«Déconcertant», «secret», «peu bavard»... Woody Allen n'est sans doute pas le plus extraverti des cinéastes américains, mais les acteurs de son dernier film, «Vous allez rencontrer un bel et sombre inconnu», s'accordent tous à qualifier d'unique leur travail avec l'«icône».

Pour Gemma Jones, une actrice britannique à la longue expérience théâtrale, la première grande surprise a été le coup de fil de son agent lui annonçant que Woody Allen avait pensé à elle pour un rôle.

«Jamais je n'aurais imaginé qu'une telle chose fût possible, ça ne m'avait même pas effleurée», a-t-elle déclaré à quelques journalistes à Beverly Hills, lors de la promotion du film sorti cette semaine en Amérique du Nord.

Pas de scénario - «il est de notoriété publique que Woody ne donne pas aux acteurs le script à l'avance», dit-elle - et pas de contact direct avec le maître avant les premiers essais de costumes.
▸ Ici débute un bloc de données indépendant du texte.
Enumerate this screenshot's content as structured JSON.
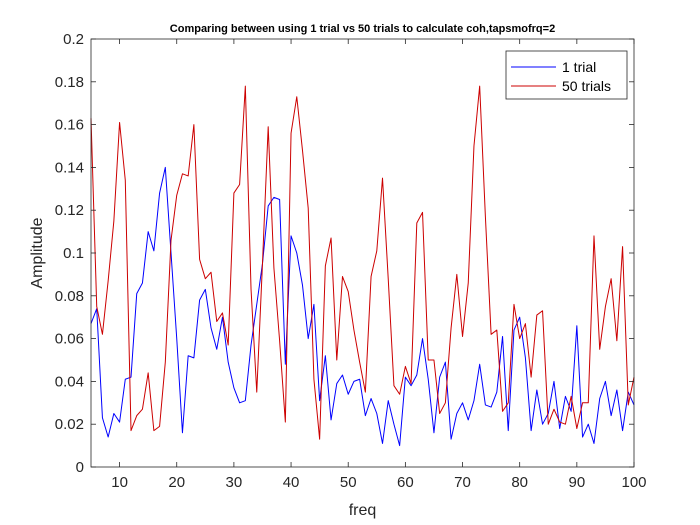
{
  "chart_data": {
    "type": "line",
    "title": "Comparing between using 1 trial vs 50 trials to calculate coh,tapsmofrq=2",
    "xlabel": "freq",
    "ylabel": "Amplitude",
    "xlim": [
      5,
      100
    ],
    "ylim": [
      0,
      0.2
    ],
    "xticks": [
      "10",
      "20",
      "30",
      "40",
      "50",
      "60",
      "70",
      "80",
      "90",
      "100"
    ],
    "yticks": [
      "0",
      "0.02",
      "0.04",
      "0.06",
      "0.08",
      "0.1",
      "0.12",
      "0.14",
      "0.16",
      "0.18",
      "0.2"
    ],
    "legend_position": "top-right",
    "series": [
      {
        "name": "1 trial",
        "color": "#0000FF",
        "x": [
          5,
          6,
          7,
          8,
          9,
          10,
          11,
          12,
          13,
          14,
          15,
          16,
          17,
          18,
          19,
          20,
          21,
          22,
          23,
          24,
          25,
          26,
          27,
          28,
          29,
          30,
          31,
          32,
          33,
          34,
          35,
          36,
          37,
          38,
          39,
          40,
          41,
          42,
          43,
          44,
          45,
          46,
          47,
          48,
          49,
          50,
          51,
          52,
          53,
          54,
          55,
          56,
          57,
          58,
          59,
          60,
          61,
          62,
          63,
          64,
          65,
          66,
          67,
          68,
          69,
          70,
          71,
          72,
          73,
          74,
          75,
          76,
          77,
          78,
          79,
          80,
          81,
          82,
          83,
          84,
          85,
          86,
          87,
          88,
          89,
          90,
          91,
          92,
          93,
          94,
          95,
          96,
          97,
          98,
          99,
          100
        ],
        "values": [
          0.067,
          0.074,
          0.023,
          0.014,
          0.025,
          0.021,
          0.041,
          0.042,
          0.081,
          0.086,
          0.11,
          0.101,
          0.128,
          0.14,
          0.1,
          0.06,
          0.016,
          0.052,
          0.051,
          0.078,
          0.083,
          0.065,
          0.055,
          0.07,
          0.049,
          0.037,
          0.03,
          0.031,
          0.057,
          0.076,
          0.095,
          0.122,
          0.126,
          0.125,
          0.048,
          0.108,
          0.1,
          0.085,
          0.06,
          0.076,
          0.031,
          0.052,
          0.022,
          0.039,
          0.043,
          0.034,
          0.04,
          0.041,
          0.024,
          0.032,
          0.025,
          0.011,
          0.031,
          0.02,
          0.01,
          0.042,
          0.038,
          0.043,
          0.06,
          0.041,
          0.016,
          0.042,
          0.049,
          0.013,
          0.025,
          0.03,
          0.022,
          0.031,
          0.048,
          0.029,
          0.028,
          0.035,
          0.061,
          0.017,
          0.064,
          0.07,
          0.051,
          0.017,
          0.036,
          0.02,
          0.025,
          0.04,
          0.018,
          0.033,
          0.026,
          0.066,
          0.014,
          0.02,
          0.011,
          0.032,
          0.04,
          0.024,
          0.036,
          0.017,
          0.035,
          0.029
        ]
      },
      {
        "name": "50 trials",
        "color": "#CC0000",
        "x": [
          5,
          6,
          7,
          8,
          9,
          10,
          11,
          12,
          13,
          14,
          15,
          16,
          17,
          18,
          19,
          20,
          21,
          22,
          23,
          24,
          25,
          26,
          27,
          28,
          29,
          30,
          31,
          32,
          33,
          34,
          35,
          36,
          37,
          38,
          39,
          40,
          41,
          42,
          43,
          44,
          45,
          46,
          47,
          48,
          49,
          50,
          51,
          52,
          53,
          54,
          55,
          56,
          57,
          58,
          59,
          60,
          61,
          62,
          63,
          64,
          65,
          66,
          67,
          68,
          69,
          70,
          71,
          72,
          73,
          74,
          75,
          76,
          77,
          78,
          79,
          80,
          81,
          82,
          83,
          84,
          85,
          86,
          87,
          88,
          89,
          90,
          91,
          92,
          93,
          94,
          95,
          96,
          97,
          98,
          99,
          100
        ],
        "values": [
          0.163,
          0.075,
          0.062,
          0.087,
          0.115,
          0.161,
          0.134,
          0.017,
          0.024,
          0.027,
          0.044,
          0.017,
          0.019,
          0.049,
          0.106,
          0.127,
          0.137,
          0.136,
          0.16,
          0.097,
          0.088,
          0.091,
          0.068,
          0.072,
          0.057,
          0.128,
          0.132,
          0.178,
          0.083,
          0.035,
          0.095,
          0.159,
          0.093,
          0.059,
          0.021,
          0.156,
          0.173,
          0.148,
          0.121,
          0.041,
          0.013,
          0.094,
          0.107,
          0.05,
          0.089,
          0.082,
          0.064,
          0.049,
          0.035,
          0.089,
          0.101,
          0.135,
          0.088,
          0.038,
          0.034,
          0.047,
          0.039,
          0.114,
          0.119,
          0.05,
          0.05,
          0.025,
          0.03,
          0.065,
          0.09,
          0.061,
          0.086,
          0.15,
          0.178,
          0.117,
          0.062,
          0.064,
          0.026,
          0.03,
          0.076,
          0.06,
          0.067,
          0.042,
          0.071,
          0.073,
          0.02,
          0.027,
          0.021,
          0.02,
          0.033,
          0.018,
          0.03,
          0.03,
          0.108,
          0.055,
          0.075,
          0.088,
          0.059,
          0.103,
          0.029,
          0.042
        ]
      }
    ]
  }
}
«Il m'a fallu 2 ou 3 jours pour m'habituer au fait que j'étais vraiment dans la même pièce que cette icône», ajoute la comédienne, qui apprendra par la costumière que son rôle est l'un des principaux du film - nouvelle variation sur des couples en crise égarés dans les méandres de l'amour.

Anthony Hopkins, lui, a eu le droit de lire le scénario avant de prendre sa décision. «Normalement, il ne l'envoie pas, c'est toujours top secret», raconte-t-il. «Je ne pouvais le montrer à personne et devais le renvoyer immédiatement après l'avoir lu. J'ai dit oui».

Quant à la jeune Lucy Punch, qui interprète la jeune épouse délurée et superficielle d'Anthony Hopkins, elle a dû se payer son billet d'avion pour aller auditionner, après que Nicole Kidman eut renoncé au rôle.

«Il a fallu que j'interprète beaucoup de scènes du film pour décrocher le rôle, car Woody Allen n'était pas familier de mon travail», dit-elle.

Sur le plateau, inutile d'attendre du réalisateur de Manhattan, âgé de 74 ans, beaucoup d'indications de jeu, ni avant ni après les prises.

«Ca ne l'intéresse pas beaucoup de parler du fond des personnages. Il considère qu'il travaille avec des acteurs qui ont fait leur travail en amont», explique Gemma Jones. «Il est très calme, il ne dit pas grand chose et parle très doucement», confirme Anthony Hopkins.

«Au début, c'était un peu déconcertant. Je me demandais : «Est-ce qu'il aime ce que je fais? Est-ce qu'il pense que je suis nulle?» Je ne savais pas ce qu'il pensait», raconte Gemma Jones. «Mais finalement, c'est quelque chose que j'ai fini par apprécier. Il ne vous fait jamais la leçon».

«Il m'a donné une grande confiance en moi», affirme en écho Lucy Punch. «Je savais qu'il me dirait très peu de choses, alors j'étais préparée». Presque trop, si l'on en croit la jeune femme. «Je le saoulais avec des millions d'idées, et il me disait: «Ne me dis rien! Je ne veux pas entendre tout ça!»»

Si le cinéaste fuit les commentaires inutiles, il n'en reste pas moins ouvert aux propositions. «Il vous laisse vous approprier le rôle, le faire vôtre. Le cadre est assez strict, mais il ne défend pas son texte jalousement», assure Gemma Jones.

Anthony Hopkins observe que le cinéaste lui a demandé s'il avait des remarques à faire sur son personnage, et qu'il les a prises en compte.

«C'est très agréable de travailler avec lui», dit-il. «Quand il entre dans une pièce, tout le monde veut l'approcher. C'est une figure légendaire, un petit gars très drôle, vraiment très drôle. C'est vraiment un type unique».